C. difficile infections can occur when people who are on antibiotics ingest spores of the bacterium. Because the antibiotics disrupt the person's normal gut flora — various bacteria that normally live harmoniously in a person's gastro-intestinal tract — C. difficile bacteria can flourish and cause persistent and lifestyle-limiting diarrhea.

While most people who develop C. difficile will be cured by strong antibiotics, some fail treatment repeatedly. It's people like that who are at their wit's end when they turn to Louie or a select number of other infectious diseases specialists in Canada and elsewhere who have been using fecal transplants to cure the infection.

They take stool from a healthy person — screened to ensure he or she is free of diseases like HIV — and mix it with saline to create a slurry. The fecal material is then transferred into the gastro-intestinal system of the patient, either using a reverse colonoscopy approach — the enema bag — or down into the stomach and intestine via a nasogastric (NG) tube inserted in a nostril.

The idea is that the fecal material from a healthy person, which is rich with normal gut bacteria, will re-establish balance in the colon of the C. diff sufferer — and in many cases it does. Doctors who perform the procedure report very high cure rates.

But some physicians and hospitals have been squeamish about doing the procedure, said Dr. Michael Silverman, of Lakeridge Health, a hospital in Oshawa, Ont., who does fecal transplants.

He says contrary to what one might expect, patients themselves are well beyond "the ick factor" by the time they come to him. Weeks or longer spent tethered to a toilet have that effect, he suggested.

"There will be some patients who will find the other things too icky and will be willing to do this. But from my experience, almost everybody goes along with the NG tube or the enema because they're past the icky phase, the patients," said Silverman.
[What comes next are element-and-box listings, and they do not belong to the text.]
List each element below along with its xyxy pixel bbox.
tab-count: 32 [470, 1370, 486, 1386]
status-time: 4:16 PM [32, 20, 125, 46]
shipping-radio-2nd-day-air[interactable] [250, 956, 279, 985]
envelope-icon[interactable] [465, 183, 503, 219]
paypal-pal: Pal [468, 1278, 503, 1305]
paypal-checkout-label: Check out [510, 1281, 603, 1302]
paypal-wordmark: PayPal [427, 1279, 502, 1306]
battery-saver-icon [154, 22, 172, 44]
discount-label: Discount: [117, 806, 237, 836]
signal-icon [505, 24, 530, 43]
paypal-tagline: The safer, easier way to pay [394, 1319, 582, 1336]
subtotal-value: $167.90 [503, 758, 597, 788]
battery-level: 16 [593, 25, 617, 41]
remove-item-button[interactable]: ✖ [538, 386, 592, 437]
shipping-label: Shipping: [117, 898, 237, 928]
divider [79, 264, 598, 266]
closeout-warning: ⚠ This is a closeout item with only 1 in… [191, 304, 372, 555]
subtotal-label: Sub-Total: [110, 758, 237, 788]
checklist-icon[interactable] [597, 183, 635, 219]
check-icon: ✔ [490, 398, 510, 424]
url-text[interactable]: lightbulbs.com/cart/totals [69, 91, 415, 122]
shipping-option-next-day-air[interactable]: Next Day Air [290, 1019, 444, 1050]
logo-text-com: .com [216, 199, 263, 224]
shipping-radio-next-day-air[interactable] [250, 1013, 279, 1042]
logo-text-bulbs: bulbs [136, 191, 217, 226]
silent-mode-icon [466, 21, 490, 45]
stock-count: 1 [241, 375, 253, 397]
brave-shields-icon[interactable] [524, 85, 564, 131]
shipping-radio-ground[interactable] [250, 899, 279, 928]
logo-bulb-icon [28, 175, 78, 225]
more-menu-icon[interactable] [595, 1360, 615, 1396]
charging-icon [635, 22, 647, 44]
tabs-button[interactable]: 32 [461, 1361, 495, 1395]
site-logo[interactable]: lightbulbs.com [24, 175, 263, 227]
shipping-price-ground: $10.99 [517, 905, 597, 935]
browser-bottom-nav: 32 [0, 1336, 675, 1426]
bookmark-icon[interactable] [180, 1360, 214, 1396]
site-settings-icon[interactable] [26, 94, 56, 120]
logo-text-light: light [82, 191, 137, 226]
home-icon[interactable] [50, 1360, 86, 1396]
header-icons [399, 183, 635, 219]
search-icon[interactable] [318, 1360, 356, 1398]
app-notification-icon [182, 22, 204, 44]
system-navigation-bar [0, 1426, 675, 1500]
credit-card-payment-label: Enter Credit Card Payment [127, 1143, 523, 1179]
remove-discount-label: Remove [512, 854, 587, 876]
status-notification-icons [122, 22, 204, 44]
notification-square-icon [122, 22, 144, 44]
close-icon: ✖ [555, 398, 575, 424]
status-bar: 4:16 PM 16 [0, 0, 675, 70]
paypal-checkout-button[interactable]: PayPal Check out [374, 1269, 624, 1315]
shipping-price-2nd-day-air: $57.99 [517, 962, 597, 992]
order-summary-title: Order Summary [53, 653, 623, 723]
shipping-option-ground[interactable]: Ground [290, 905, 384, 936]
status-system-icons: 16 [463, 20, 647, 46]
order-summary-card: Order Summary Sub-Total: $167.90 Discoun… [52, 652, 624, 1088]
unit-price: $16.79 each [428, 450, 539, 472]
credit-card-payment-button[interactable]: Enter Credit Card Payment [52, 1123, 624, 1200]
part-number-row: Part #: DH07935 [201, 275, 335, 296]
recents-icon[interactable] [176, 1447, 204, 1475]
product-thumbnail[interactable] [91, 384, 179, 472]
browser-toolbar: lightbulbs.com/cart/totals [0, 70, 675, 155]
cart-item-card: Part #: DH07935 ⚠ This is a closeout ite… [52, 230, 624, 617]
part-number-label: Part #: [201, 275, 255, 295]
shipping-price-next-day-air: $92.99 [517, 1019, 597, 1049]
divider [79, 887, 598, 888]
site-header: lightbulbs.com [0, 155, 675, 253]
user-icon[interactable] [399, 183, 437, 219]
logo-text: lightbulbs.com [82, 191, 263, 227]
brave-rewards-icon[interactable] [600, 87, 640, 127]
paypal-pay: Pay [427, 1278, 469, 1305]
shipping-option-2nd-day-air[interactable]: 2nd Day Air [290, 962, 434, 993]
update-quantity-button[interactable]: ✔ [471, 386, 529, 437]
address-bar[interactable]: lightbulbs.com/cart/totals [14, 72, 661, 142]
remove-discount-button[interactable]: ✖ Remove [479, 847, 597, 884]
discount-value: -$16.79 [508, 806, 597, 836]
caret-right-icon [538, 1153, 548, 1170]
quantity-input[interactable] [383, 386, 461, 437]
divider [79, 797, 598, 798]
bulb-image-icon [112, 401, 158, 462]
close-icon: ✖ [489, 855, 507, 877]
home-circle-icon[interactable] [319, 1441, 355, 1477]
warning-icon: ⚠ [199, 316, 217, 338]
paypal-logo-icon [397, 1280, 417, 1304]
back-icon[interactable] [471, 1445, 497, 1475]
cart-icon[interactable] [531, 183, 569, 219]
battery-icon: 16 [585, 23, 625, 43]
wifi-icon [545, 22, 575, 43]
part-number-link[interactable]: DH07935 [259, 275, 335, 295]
Randomized controlled trials needed

"The patients, by the time they have multiple recurrences of diarrhea, are willing to do anything to make this not happen again."

Silverman said Louie's pill treatment would be a "nice additional option" but he doesn't anticipate all practitioners will move away from the nasogastric tube or reverse enema delivery any time soon.

"Because not everybody's going to have the ability to set up to start manufacturing capsules on site. And it's got to be on site, because the donor's on site. And it's got to be done fresh. So it can't be mass produced and shipped all over, at least at this point," he said.

But Allen-Vercoe sees this as a step towards a more final answer — a bacterial cocktail that could be produced, stored and administered in a consistent and timely way.

Louie said he is working with collaborators in Britain to try to determine which bacteria are key to re-establishing a healthy balance in the gut, with the aim of moving to a pill treatment that wouldn't have to be tailor-made for each patient.

"We've already talked about the idea that eventually we're going to end up looking at an artificial prep with components," he said.

But Dr. Christine Lee of St. Joseph's Hospital in Hamilton said this delivery method still needs to be more rigorously tested.

Lee, who has done scores of fecal transplants, said the capsule treatment will need to be the subject of a randomized controlled trial (RCT) — the gold standard of clinical studies.

"Because you don't know (if something really works) until you do the formal RCT," Lee said.

"Any observational study," — which is the type Louie performed — "it just looks great until you do an RCT," she said. "But if it really pans out that the pill form is effective then that would be fantastic."